No hace falta aprenderlo todo de golpe. No hace falta estar en todas las herramientas. No hace falta vivir pendiente de cada novedad.
Hace falta empezar.
Elige una parte de tu trabajo. Una tarea concreta. Algo que hagas a menudo y que te quite tiempo. Prueba cómo la IA puede ayudarte. Compara. Revisa. Ajusta. Aprende.
No empieces por querer dominar la inteligencia artificial. Empieza por mejorar una tarea real.
Ese pequeño movimiento cambia la relación con la tecnología. Ya no eres espectador. Ya no estás esperando a que alguien decida por ti. Empiezas a construir autonomía.
Y la autonomía, en este momento, vale mucho.

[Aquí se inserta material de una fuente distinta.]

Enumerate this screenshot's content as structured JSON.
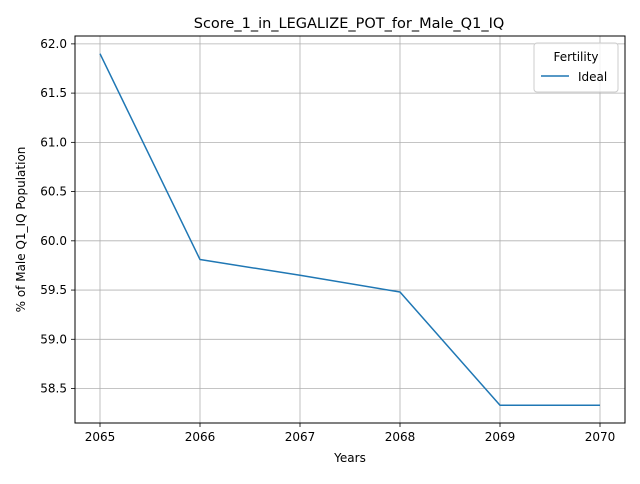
{
  "chart_data": {
    "type": "line",
    "title": "Score_1_in_LEGALIZE_POT_for_Male_Q1_IQ",
    "xlabel": "Years",
    "ylabel": "% of Male Q1_IQ Population",
    "x": [
      2065,
      2066,
      2067,
      2068,
      2069,
      2070
    ],
    "x_ticks": [
      "2065",
      "2066",
      "2067",
      "2068",
      "2069",
      "2070"
    ],
    "y_ticks": [
      "58.5",
      "59.0",
      "59.5",
      "60.0",
      "60.5",
      "61.0",
      "61.5",
      "62.0"
    ],
    "y_tick_values": [
      58.5,
      59.0,
      59.5,
      60.0,
      60.5,
      61.0,
      61.5,
      62.0
    ],
    "xlim": [
      2064.75,
      2070.25
    ],
    "ylim": [
      58.15,
      62.08
    ],
    "grid": true,
    "legend": {
      "title": "Fertility",
      "placement": "top-right"
    },
    "series": [
      {
        "name": "Ideal",
        "color": "#1f77b4",
        "values": [
          61.9,
          59.81,
          59.65,
          59.48,
          58.33,
          58.33
        ]
      }
    ]
  },
  "colors": {
    "grid": "#b0b0b0",
    "axis": "#000000",
    "legend_border": "#cccccc"
  }
}
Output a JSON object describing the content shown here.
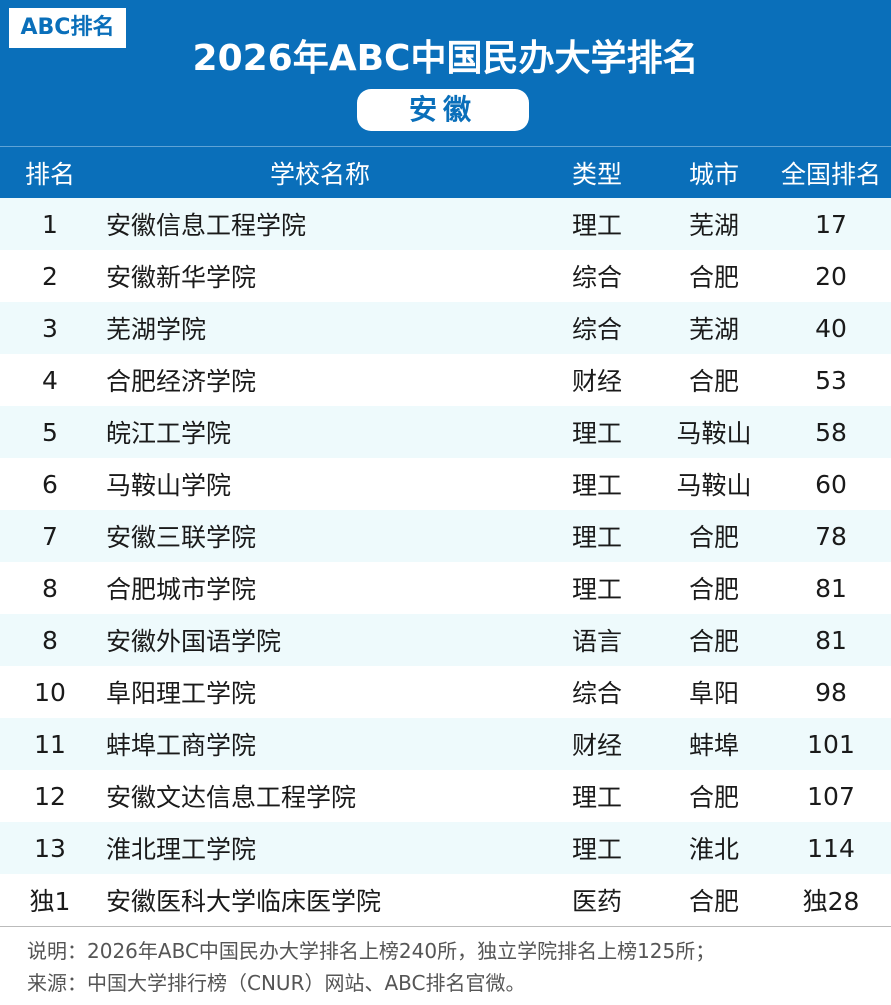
{
  "header": {
    "logo": "ABC排名",
    "title": "2026年ABC中国民办大学排名",
    "region": "安徽"
  },
  "table": {
    "columns": [
      "排名",
      "学校名称",
      "类型",
      "城市",
      "全国排名"
    ],
    "rows": [
      [
        "1",
        "安徽信息工程学院",
        "理工",
        "芜湖",
        "17"
      ],
      [
        "2",
        "安徽新华学院",
        "综合",
        "合肥",
        "20"
      ],
      [
        "3",
        "芜湖学院",
        "综合",
        "芜湖",
        "40"
      ],
      [
        "4",
        "合肥经济学院",
        "财经",
        "合肥",
        "53"
      ],
      [
        "5",
        "皖江工学院",
        "理工",
        "马鞍山",
        "58"
      ],
      [
        "6",
        "马鞍山学院",
        "理工",
        "马鞍山",
        "60"
      ],
      [
        "7",
        "安徽三联学院",
        "理工",
        "合肥",
        "78"
      ],
      [
        "8",
        "合肥城市学院",
        "理工",
        "合肥",
        "81"
      ],
      [
        "8",
        "安徽外国语学院",
        "语言",
        "合肥",
        "81"
      ],
      [
        "10",
        "阜阳理工学院",
        "综合",
        "阜阳",
        "98"
      ],
      [
        "11",
        "蚌埠工商学院",
        "财经",
        "蚌埠",
        "101"
      ],
      [
        "12",
        "安徽文达信息工程学院",
        "理工",
        "合肥",
        "107"
      ],
      [
        "13",
        "淮北理工学院",
        "理工",
        "淮北",
        "114"
      ],
      [
        "独1",
        "安徽医科大学临床医学院",
        "医药",
        "合肥",
        "独28"
      ]
    ]
  },
  "footer": {
    "note": "说明：2026年ABC中国民办大学排名上榜240所，独立学院排名上榜125所；",
    "source": "来源：中国大学排行榜（CNUR）网站、ABC排名官微。"
  },
  "colors": {
    "header_blue": "#0a6fba",
    "row_stripe": "#eefafc"
  }
}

Prepararse sin miedo y con responsabilidad
La IA y el empleo en España van a seguir ocupando titulares.
Algunos serán alarmistas. Otros serán excesivamente optimistas. En medio de todo ese ruido, creo que necesitamos una conversación más adulta.
- Sí, habrá impacto.
- Habrá profesiones que cambiarán.
- Empresas que intentarán usar la IA solo para reducir costes.
- Personas que necesitarán apoyo para no quedarse atrás.
Pero también habrá oportunidades.
- Para trabajar mejor.
- Reducir tareas absurdas.
- Formar equipos más autónomos.
- Crear nuevos servicios.
- Mejorar la atención al cliente.
- Reforzar la productividad sin perder humanidad.
La diferencia no la marcará la herramienta. La marcará la forma en que decidamos utilizarla.
Por eso mi enfoque para este 2026 es claro: menos miedo, más criterio. Menos ruido, más preparación. Menos dependencia tecnológica, más autonomía humana.
Llegarán muchos cambien en la IA y empleo en España, pero esto no debería ser una excusa para deshumanizar el trabajo.
Debería ser una oportunidad para preguntarnos qué queremos conservar, qué queremos mejorar y qué ya no tiene sentido seguir haciendo igual.
Si en tu empresa estáis empezando a hablar de inteligencia artificial y queréis hacerlo con criterio, puedo ayudaros a realizar un diagnóstico, identificar oportunidades reales, formar a vuestro equipo y diseñar una hoja de ruta práctica, responsable y centrada en las personas.
Porque prepararse para la IA no va solo de aprender herramientas.
Va de tomar mejores decisiones antes de que el cambio decida por nosotros.